Rigell is not the only GOP candidate who has publicly expressed concerns over the anti-tax pledge.    Young Gun Richard Tisei’s (R-Mass.) campaign circulated a Salem News article last month declaring that the candidate is "bucking the trend" and will be "one of the lone dissidents" if elected to Congress.

Tisei, running against Rep. John Tierney (D-Mass.), said he has known Norquist since his college days, when Tisei was the chairman of College Republicans at American University and Norquist was the executive director of the national organization.   Still, the former Massachusetts state senator insisted he wants to avoid getting "tied up in knots" if he's elected.

"I'm not signing any pledges," Tisei told The Huffington Post last week. "I'm just promising to use my best judgment as a congressman.    And I think that's the problem in Washington right now.    You have both Democrats and Republicans that are inflexible on certain issues."

Rep. Scott Perry (R-Pa.) also takes issue with the pledge's rigidity. The Young Gun easily won an April primary to replace retiring Rep. Todd Platts (R-Pa.) in which six opponents signed the pledge.

"To me, pledges, can be gimmicks,"  Perry told the York Dispatch in April.    "It is easy to candidates to sign pledges and make promises.    The proof is in my record."

Other Young Guns are still making up their minds. Businessman Joe Coors, who is trying to unseat Rep. Ed Perlmutter, the Democratic incumbent in Colorado's 7th Congressional District, has not yet taken the Norquist oath.   Coors promised to support and co-sponsor an amendment to the U.S. Constitution limiting
congressional terms.    His signature is also on the Death Tax Repeal Pledge, which simply states a candidate "will support the 
permanent repeal of the federal estate and gift taxes."

In a statement, Coors spokeswoman Michelle Yi said the campaign is reviewing the Taxpayer Protection Pledge to determine whether it "helps keep the conversation on how to get the economy back on track."

Despite the headline-grabbing defections, one Young Gun said she sees no reason to withhold her signature, even though she has, in the past, backed tax hikes.

In one of the year's most closely watched legislative races, former Saratoga Springs, Utah, Mayor Mia Love aims to become the first black Republican woman in Congress. In a statement provided by her campaign, the Young Gun said would not speculate why fellow Republican office-seekers have not signed the pledge.

Love is no stranger to the dreaded T-word.

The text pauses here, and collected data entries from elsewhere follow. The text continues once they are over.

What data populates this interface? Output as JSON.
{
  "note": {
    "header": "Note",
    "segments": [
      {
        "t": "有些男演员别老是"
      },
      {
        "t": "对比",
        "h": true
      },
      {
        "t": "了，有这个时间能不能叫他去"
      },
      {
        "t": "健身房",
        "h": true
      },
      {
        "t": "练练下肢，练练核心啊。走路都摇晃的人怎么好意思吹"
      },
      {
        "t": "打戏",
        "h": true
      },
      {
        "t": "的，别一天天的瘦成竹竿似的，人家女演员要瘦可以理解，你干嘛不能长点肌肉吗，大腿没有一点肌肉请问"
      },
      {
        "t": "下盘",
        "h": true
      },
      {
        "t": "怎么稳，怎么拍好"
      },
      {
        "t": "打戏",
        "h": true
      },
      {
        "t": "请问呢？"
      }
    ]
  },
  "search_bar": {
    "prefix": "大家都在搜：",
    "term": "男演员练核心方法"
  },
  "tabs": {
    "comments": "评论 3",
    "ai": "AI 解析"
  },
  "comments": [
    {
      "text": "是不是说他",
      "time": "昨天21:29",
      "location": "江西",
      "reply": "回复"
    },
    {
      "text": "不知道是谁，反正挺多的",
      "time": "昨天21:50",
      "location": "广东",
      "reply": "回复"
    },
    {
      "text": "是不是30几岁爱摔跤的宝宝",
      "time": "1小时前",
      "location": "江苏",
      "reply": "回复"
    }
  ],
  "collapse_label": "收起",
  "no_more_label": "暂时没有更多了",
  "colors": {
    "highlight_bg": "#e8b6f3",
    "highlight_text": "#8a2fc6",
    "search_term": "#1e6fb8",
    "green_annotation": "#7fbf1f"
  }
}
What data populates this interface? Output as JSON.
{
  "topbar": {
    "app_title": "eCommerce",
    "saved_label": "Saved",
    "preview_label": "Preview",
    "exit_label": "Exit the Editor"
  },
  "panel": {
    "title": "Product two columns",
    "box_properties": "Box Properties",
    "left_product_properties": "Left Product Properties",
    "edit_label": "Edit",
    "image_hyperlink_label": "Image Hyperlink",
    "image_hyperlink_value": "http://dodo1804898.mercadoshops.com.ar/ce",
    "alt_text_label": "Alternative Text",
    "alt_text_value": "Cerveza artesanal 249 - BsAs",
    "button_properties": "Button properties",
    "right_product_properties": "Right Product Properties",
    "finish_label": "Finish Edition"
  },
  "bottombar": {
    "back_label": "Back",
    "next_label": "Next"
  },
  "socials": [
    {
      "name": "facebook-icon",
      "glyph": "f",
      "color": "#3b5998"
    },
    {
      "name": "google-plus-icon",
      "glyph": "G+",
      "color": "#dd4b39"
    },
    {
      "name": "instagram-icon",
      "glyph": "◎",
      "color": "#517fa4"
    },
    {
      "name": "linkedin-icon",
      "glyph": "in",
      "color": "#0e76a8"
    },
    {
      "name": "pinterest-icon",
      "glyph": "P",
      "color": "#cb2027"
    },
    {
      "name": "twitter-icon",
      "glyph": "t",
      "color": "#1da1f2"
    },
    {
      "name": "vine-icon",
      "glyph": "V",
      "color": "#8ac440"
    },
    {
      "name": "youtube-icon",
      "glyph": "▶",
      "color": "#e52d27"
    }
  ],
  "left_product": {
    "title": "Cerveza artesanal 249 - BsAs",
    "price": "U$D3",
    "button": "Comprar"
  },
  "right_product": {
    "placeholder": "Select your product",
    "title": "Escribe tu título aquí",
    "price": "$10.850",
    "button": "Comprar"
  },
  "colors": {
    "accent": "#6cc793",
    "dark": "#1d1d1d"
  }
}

She has drawn the wrath of local Tea Party groups for a 116 percent property tax increase she approved while mayor.

"As for myself, I signed the pledge for the very simple reason that I firmly believe the federal government has a spending problem, not a revenue problem," Love said in the statement. "As our national economy continues to struggle, we do not need further tax increases."

UPDATE: 10:15 a.m. -- Coors announced Thursday that he will not be signing the Taxpayer Protection Pledge, delivering a letter to Norquist explaining his rationale.

"In the battle we find ourselves in as a nation, I don't want to be viewed as an ideologue.   That's not who I am," Coors wrote in the letter, which was provided to The Huffington Post by Yi.

Coors also wrote Norquist that House Republicans should not oppose tax increases because they have signed the pledge; they should oppose tax increases because they "harm the overall health of the economy."